Now a multi-million dollar business, wedding photography was once something of a formality — because the equipment was so much larger and less mobile than it is now, wedding photos were either taken in a studio before the actual event, or at the site of the wedding, but not on the day of. They were also largely uncreative, mostly comprised of family portraits and the odd cake-cutting shot. It wasn’t until WWII that on-site wedding photography of the event itself even became commonplace, and not until the 1970s did candids at weddings really come into style.
As you’re packing up your multiple tripods and dozens of lights and lenses this summer, think back to the old days of vintage wedding photography, when even a reliable film camera would have been a luxury. And, of course, revel in the fact that you don’t have to try to make some of these dresses look flattering.
This bride was captured in August 14, 1943 by Jack Sportswood. This style of dress-flaring was huge for…oh, decades. Image via Florida Memory, the State Archives of Florida.
Here’s another one buy Jack Spottswood from Florida Memory, circa 1941. Apparently, wedding photography has been a way for photographers to pay the bills for decades.
According to the archive, the Spottswoods were “commercial photographers [who] were kept on retainer by the Seaboard Railroad and the Atlantic Coast Line Railroad, and they did a considerable amount of work for real estate agencies and for insurance companies photographing accident scenes. As a result, the collection contains numerous images of Jacksonville-area street scenes, businesses, churches, hotels, theaters, and trains, as well as studio portraits and wedding photographs.”
The Harris & Ewing Collection at the Library of Congress contains tens of thousands of glass negatives, many of which include portraits of notable people. It also includes a LOT of weddings, like the above three. Interestingly, H&E seemed to spend more time shooting on-location than other photography outlets, which suggests that most of the subjects of the photos — which are presented by the LOC with next to no detail or description — were probably high-profile individuals or couples. The size of the wedding party in the third photo would suggest the same.
Maria Roderiques and Josefino Lopes Cabral were wed in 1928 in Nantucket.
This is an example of the kind of studio photography that many couples opted for at the time, which documented the marriage itself more than the wedding day.
However, some couples — often those with a little more spending money, though that wasn’t always the case — did opt for wedding photos that look a little more familiar to us today, let the next photo in the set, from the same year and area.
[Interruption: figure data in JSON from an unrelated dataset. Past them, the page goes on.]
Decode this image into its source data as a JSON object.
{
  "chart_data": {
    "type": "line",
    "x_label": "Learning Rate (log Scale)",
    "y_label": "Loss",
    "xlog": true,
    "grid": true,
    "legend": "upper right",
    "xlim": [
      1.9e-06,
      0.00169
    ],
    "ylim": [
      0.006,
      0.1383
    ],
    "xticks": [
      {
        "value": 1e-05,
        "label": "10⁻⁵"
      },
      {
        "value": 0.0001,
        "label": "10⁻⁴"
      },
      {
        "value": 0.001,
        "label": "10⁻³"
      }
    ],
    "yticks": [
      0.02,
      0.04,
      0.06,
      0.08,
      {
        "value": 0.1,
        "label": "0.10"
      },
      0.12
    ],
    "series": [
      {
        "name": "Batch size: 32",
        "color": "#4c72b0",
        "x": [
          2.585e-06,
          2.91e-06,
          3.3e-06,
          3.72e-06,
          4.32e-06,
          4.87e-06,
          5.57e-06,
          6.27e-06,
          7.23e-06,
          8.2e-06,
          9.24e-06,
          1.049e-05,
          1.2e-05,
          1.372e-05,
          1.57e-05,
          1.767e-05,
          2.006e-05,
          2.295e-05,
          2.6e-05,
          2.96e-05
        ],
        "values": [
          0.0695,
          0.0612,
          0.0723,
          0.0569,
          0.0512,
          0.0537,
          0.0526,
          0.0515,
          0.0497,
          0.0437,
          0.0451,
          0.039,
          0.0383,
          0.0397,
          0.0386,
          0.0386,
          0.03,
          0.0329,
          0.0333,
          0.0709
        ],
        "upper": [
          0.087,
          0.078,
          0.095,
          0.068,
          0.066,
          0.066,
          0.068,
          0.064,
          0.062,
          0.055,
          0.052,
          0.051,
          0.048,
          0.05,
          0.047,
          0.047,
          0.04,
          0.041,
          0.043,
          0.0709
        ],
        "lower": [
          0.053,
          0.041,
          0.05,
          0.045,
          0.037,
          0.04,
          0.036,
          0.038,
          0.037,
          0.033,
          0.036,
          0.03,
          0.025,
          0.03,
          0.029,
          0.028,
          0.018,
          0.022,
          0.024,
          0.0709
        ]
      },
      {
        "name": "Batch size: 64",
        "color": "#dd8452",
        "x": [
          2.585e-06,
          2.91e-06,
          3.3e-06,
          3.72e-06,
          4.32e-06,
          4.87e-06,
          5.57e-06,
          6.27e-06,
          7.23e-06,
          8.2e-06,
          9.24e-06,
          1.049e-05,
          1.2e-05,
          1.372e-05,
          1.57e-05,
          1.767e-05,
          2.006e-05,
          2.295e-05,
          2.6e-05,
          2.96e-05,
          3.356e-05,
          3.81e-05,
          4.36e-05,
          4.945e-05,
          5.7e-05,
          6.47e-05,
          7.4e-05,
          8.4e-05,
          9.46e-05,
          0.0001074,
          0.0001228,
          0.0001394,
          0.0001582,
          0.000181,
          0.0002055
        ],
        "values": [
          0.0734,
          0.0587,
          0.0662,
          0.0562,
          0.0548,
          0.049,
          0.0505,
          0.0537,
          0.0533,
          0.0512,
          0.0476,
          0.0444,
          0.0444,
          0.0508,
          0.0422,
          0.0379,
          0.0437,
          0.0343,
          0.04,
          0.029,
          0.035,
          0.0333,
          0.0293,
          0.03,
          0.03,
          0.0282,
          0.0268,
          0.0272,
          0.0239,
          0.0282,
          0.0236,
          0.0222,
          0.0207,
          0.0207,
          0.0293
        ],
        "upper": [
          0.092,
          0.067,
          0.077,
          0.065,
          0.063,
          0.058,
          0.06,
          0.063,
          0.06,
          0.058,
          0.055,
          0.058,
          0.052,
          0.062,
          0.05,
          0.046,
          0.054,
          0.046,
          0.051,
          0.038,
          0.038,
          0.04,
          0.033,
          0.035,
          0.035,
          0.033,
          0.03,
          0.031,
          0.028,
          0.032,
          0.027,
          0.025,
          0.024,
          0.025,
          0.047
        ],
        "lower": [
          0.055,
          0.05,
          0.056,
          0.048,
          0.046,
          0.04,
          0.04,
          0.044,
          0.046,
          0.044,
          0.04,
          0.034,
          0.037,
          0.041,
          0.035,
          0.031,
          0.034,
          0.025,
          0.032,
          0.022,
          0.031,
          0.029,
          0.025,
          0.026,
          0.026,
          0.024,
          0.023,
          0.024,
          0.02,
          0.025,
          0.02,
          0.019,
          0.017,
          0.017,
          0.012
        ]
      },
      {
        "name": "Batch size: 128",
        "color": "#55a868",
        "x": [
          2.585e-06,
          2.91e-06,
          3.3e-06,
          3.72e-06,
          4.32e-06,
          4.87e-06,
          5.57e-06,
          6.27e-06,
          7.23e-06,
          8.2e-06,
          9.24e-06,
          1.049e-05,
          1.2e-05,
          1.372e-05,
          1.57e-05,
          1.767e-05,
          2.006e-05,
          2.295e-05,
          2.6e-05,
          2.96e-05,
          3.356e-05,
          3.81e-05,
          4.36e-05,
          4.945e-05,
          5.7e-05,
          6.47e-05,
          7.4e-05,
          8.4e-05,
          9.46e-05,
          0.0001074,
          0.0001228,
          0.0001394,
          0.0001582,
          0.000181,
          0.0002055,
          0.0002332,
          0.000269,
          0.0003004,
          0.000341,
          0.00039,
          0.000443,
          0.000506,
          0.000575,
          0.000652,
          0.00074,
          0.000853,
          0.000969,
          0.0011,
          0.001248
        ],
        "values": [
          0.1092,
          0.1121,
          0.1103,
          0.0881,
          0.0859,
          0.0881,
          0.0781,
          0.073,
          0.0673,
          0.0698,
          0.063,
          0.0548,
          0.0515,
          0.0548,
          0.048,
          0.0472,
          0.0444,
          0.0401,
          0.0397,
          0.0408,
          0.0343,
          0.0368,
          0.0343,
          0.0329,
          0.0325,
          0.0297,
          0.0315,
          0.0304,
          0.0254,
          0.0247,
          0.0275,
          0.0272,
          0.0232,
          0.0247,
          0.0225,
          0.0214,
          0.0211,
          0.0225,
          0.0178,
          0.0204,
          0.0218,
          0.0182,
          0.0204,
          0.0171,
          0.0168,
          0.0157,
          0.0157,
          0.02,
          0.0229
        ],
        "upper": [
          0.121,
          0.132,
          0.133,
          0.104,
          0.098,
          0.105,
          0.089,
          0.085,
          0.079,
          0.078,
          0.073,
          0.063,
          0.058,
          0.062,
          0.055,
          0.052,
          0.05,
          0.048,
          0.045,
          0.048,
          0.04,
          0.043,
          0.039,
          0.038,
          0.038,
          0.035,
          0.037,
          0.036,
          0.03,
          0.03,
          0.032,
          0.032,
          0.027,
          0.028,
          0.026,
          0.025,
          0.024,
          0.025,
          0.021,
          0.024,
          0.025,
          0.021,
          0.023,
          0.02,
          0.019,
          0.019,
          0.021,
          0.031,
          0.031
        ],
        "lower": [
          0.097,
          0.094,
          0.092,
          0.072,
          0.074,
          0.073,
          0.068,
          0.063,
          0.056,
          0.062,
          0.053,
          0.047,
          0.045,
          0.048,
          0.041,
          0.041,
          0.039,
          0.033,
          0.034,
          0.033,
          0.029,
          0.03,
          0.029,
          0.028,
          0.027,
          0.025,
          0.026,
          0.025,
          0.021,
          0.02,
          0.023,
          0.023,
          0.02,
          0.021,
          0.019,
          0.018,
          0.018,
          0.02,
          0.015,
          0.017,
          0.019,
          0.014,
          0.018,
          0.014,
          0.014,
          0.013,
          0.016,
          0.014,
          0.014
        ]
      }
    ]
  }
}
Arline Wilma Preston and Clark Wallace Bishop were married in 1928. Image via the Nantucket Historical Association. Nantucket became a popular wedding destination in the 1920s and 30s, which means many photographers from the city had to truck their equipment out to an island to shoot images like this one.
This 1978 bride, whose name is Debra Roby, is pictured wearing the wedding dress worn by Arline Wilma Preston when she married Clark Wallace Bishop in 1928 — which is the photo above!
According to the comments from the Nantucket Historical Association, Roby was the granddaughter or Preston.
And now, for something completely different, here’s an image of a Chippewa wedding ceremony, circa the late 1870s. Courtesy of the Whitney & Zimmerman gallery, this image was taken by Charles Zimmerman, a prominent Minnesota photographers of the era. The image comes to us via the Library of Congress.
Candids and the kinds of images we take to be standard now — like this “getting ready” shot of a bride and her bridesmaids — became popular in the late 1960s and early 1970s. Also popular at the time: White eyeshadow. Image via the Nantucket Historical Association.
Presented without comment, via the Library of Congress.